Я же пошел к двери, не оглядываясь. Она не лгала, в этом я был уверен, потому что проверить ее слова было легко, учитывая прибывшую польскую делегацию. Сейчас, когда я знаю, про что вообще идет речь, очень легко можно вызвать представителей этой самой делегации на откровенный разговор. Да, нужно сказать Ушакову, чтобы тот придумал, как барана, то есть барона изолировать от Марии. Нечего девчонке голову морочить. А то еще придумает книжонки разные подсовывать, чтобы смятение в голове вызвать.
– И все же вы варвар, способный поднять руку на женщину, – я уже стоял у двери, кода услышал этот выпад в свою сторону. Обернувшись, я увидел, как Луиза гладит пальцами наливающийся на запястье синяк.

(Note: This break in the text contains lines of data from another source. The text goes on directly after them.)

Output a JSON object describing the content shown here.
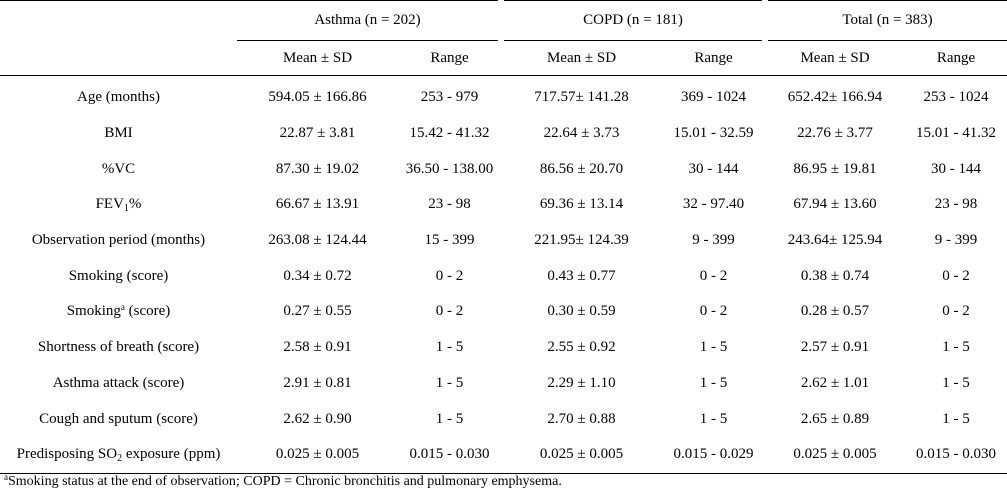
{
  "header": {
    "groups": [
      "Asthma (n = 202)",
      "COPD (n = 181)",
      "Total (n = 383)"
    ],
    "subheaders": [
      "Mean ± SD",
      "Range",
      "Mean ± SD",
      "Range",
      "Mean ± SD",
      "Range"
    ]
  },
  "rows": [
    {
      "label": "Age (months)",
      "cells": [
        "594.05 ± 166.86",
        "253 - 979",
        "717.57± 141.28",
        "369 - 1024",
        "652.42± 166.94",
        "253 - 1024"
      ]
    },
    {
      "label": "BMI",
      "cells": [
        "22.87 ± 3.81",
        "15.42 - 41.32",
        "22.64 ± 3.73",
        "15.01 - 32.59",
        "22.76 ± 3.77",
        "15.01 - 41.32"
      ]
    },
    {
      "label": "%VC",
      "cells": [
        "87.30 ± 19.02",
        "36.50 - 138.00",
        "86.56 ± 20.70",
        "30 - 144",
        "86.95 ± 19.81",
        "30 - 144"
      ]
    },
    {
      "label_pre": "FEV",
      "label_sub": "1",
      "label_post": "%",
      "cells": [
        "66.67 ± 13.91",
        "23 - 98",
        "69.36 ± 13.14",
        "32 - 97.40",
        "67.94 ± 13.60",
        "23 - 98"
      ]
    },
    {
      "label": "Observation period (months)",
      "cells": [
        "263.08 ± 124.44",
        "15 - 399",
        "221.95± 124.39",
        "9 - 399",
        "243.64± 125.94",
        "9 - 399"
      ]
    },
    {
      "label": "Smoking (score)",
      "cells": [
        "0.34 ± 0.72",
        "0 - 2",
        "0.43 ± 0.77",
        "0 - 2",
        "0.38 ± 0.74",
        "0 - 2"
      ]
    },
    {
      "label_pre": "Smoking",
      "label_sup": "a",
      "label_post": " (score)",
      "cells": [
        "0.27 ± 0.55",
        "0 - 2",
        "0.30 ± 0.59",
        "0 - 2",
        "0.28 ± 0.57",
        "0 - 2"
      ]
    },
    {
      "label": "Shortness of breath (score)",
      "cells": [
        "2.58 ± 0.91",
        "1 - 5",
        "2.55 ± 0.92",
        "1 - 5",
        "2.57 ± 0.91",
        "1 - 5"
      ]
    },
    {
      "label": "Asthma attack (score)",
      "cells": [
        "2.91 ± 0.81",
        "1 - 5",
        "2.29 ± 1.10",
        "1 - 5",
        "2.62 ± 1.01",
        "1 - 5"
      ]
    },
    {
      "label": "Cough and sputum (score)",
      "cells": [
        "2.62 ± 0.90",
        "1 - 5",
        "2.70 ± 0.88",
        "1 - 5",
        "2.65 ± 0.89",
        "1 - 5"
      ]
    },
    {
      "label_pre": "Predisposing SO",
      "label_sub": "2",
      "label_post": " exposure (ppm)",
      "cells": [
        "0.025 ± 0.005",
        "0.015 - 0.030",
        "0.025 ± 0.005",
        "0.015 - 0.029",
        "0.025 ± 0.005",
        "0.015 - 0.030"
      ]
    }
  ],
  "footnote": {
    "marker": "a",
    "text": "Smoking status at the end of observation; COPD = Chronic bronchitis and pulmonary emphysema."
  }
}
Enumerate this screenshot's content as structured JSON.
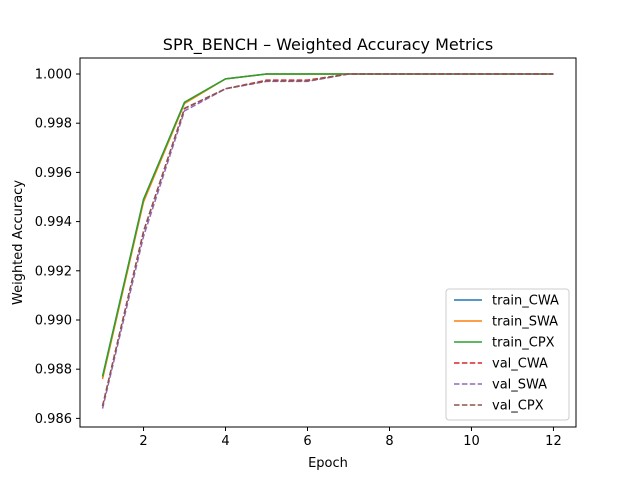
{
  "chart_data": {
    "type": "line",
    "title": "SPR_BENCH – Weighted Accuracy Metrics",
    "xlabel": "Epoch",
    "ylabel": "Weighted Accuracy",
    "xlim": [
      0.45,
      12.55
    ],
    "ylim": [
      0.98565,
      1.00065
    ],
    "xticks": [
      2,
      4,
      6,
      8,
      10,
      12
    ],
    "yticks": [
      0.986,
      0.988,
      0.99,
      0.992,
      0.994,
      0.996,
      0.998,
      1.0
    ],
    "ytick_labels": [
      "0.986",
      "0.988",
      "0.990",
      "0.992",
      "0.994",
      "0.996",
      "0.998",
      "1.000"
    ],
    "grid": false,
    "legend_position": "lower-right",
    "x": [
      1,
      2,
      3,
      4,
      5,
      6,
      7,
      8,
      9,
      10,
      11,
      12
    ],
    "series": [
      {
        "name": "train_CWA",
        "color": "#1f77b4",
        "style": "solid",
        "values": [
          0.9877,
          0.9949,
          0.99885,
          0.9998,
          1.0,
          1.0,
          1.0,
          1.0,
          1.0,
          1.0,
          1.0,
          1.0
        ]
      },
      {
        "name": "train_SWA",
        "color": "#ff7f0e",
        "style": "solid",
        "values": [
          0.9876,
          0.9948,
          0.9988,
          0.9998,
          1.0,
          1.0,
          1.0,
          1.0,
          1.0,
          1.0,
          1.0,
          1.0
        ]
      },
      {
        "name": "train_CPX",
        "color": "#2ca02c",
        "style": "solid",
        "values": [
          0.9877,
          0.9949,
          0.99885,
          0.9998,
          1.0,
          1.0,
          1.0,
          1.0,
          1.0,
          1.0,
          1.0,
          1.0
        ]
      },
      {
        "name": "val_CWA",
        "color": "#d62728",
        "style": "dashed",
        "values": [
          0.9865,
          0.9936,
          0.9986,
          0.9994,
          0.99975,
          0.99975,
          1.0,
          1.0,
          1.0,
          1.0,
          1.0,
          1.0
        ]
      },
      {
        "name": "val_SWA",
        "color": "#9467bd",
        "style": "dashed",
        "values": [
          0.9864,
          0.9934,
          0.9985,
          0.9994,
          0.9997,
          0.9997,
          1.0,
          1.0,
          1.0,
          1.0,
          1.0,
          1.0
        ]
      },
      {
        "name": "val_CPX",
        "color": "#8c564b",
        "style": "dashed",
        "values": [
          0.9865,
          0.9936,
          0.9986,
          0.9994,
          0.99972,
          0.99972,
          1.0,
          1.0,
          1.0,
          1.0,
          1.0,
          1.0
        ]
      }
    ]
  }
}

– Я что-то не пойму, ты меня в чем-то обвиняешь, или ты недовольна, что я не довел дело до конца, и не поступил с тобой так, как предписывает Олеарий? – я усмехнулся, глядя, как сверкнули ее глаза. – Но, дорогая, тебе стоит только попросить. Я никогда не откажу такой очаровательной женщине в ее небольшом затруднение. Я же беспринципный, подлый, варвар, одним словом. Вот только, душа моя, ты, кидаясь обвинениями и пытаясь примерить ко мне эту отвратительную книжонку, забыла одну очень важную вещь, я не только Великий князь Петр Федорович Романов, я урожденный Карл Петр Ульрих герцог Гольштейн-Готторпский, и по рождению – немец. А русский я только год, и еще не успел проникнуться этими варварскими обычаями, – я указал на книгу. – А теперь живи с этим, – и с этими словами я вышел из будуара, провожаемый несколько недоуменными взглядами охраны, несущей свою вахту снаружи.
– Ваше высочество, добрый день, не знала, что смогу вас здесь встретить, – я резко развернулся, выныривая из своих мыслей. Вот же осел, даже не услышал, как она подошла ко мне. Она немного повзрослела с того раза, как я ее видел в первый и последний раз. Уже не тот непосредственный ребенок, а немного нескладный подросток, который, как и все девушки ее возраста очень переживает, что с ее внешностью что-то не так. И грудь слишком плоская, и ноги слишком голенастые, и прыщи, с которыми просто невозможно бороться. Это было заметно по тем, немного дерганным движениям, которыми она пыталась поплотнее закутаться в шаль, чтобы скрыть все недостатки своего юного тела. Говорила она, кстати, по-русски. Очень медленно, тщательно проговаривая каждое слово. Русский очень сложен для иностранцев, но она очень старалась, и это тоже было заметно невооруженным взглядом.
– Добрый день, София, – я улыбнулся, пристально разглядывая ту, которая вполне могла стать причиной моей преждевременной кончины. – Вы меня искали?
– Я не… – она запнулась, покраснела, затем вскинула голову. – Да, я вас искала, ваше высочество.
– И зачем же? – голова сама собой склонилась немного набок. Чертов рефлекс.
– Я хотела сказать, что вспомнила вас, ваше высочество. Вы тот самый господин, который позволил мне немного попрактиковать мой французский у постоялого двора в Берлине. А потом подарили солдатиков.
– Да, точно, я вас тоже практически сразу узнал. И какова же судьба солдатиков?
– О, я подарила их моему младшему брату на день рождения. У нас не было… Не важно, – она помотала головой. Да ладно, как будто кто-то не знает, что у вас не было денег иногда на жратву, не то что на подарок мальчишке.
– Ну что же, вполне достойное применение этих старых игрушек. София, я все хотел вас спросить, а почему вы остановились тогда в таверне, а не во дворце? Ведь ваш отец, насколько я знаю, занимает немалый пост при дворе его величества короля Фридриха?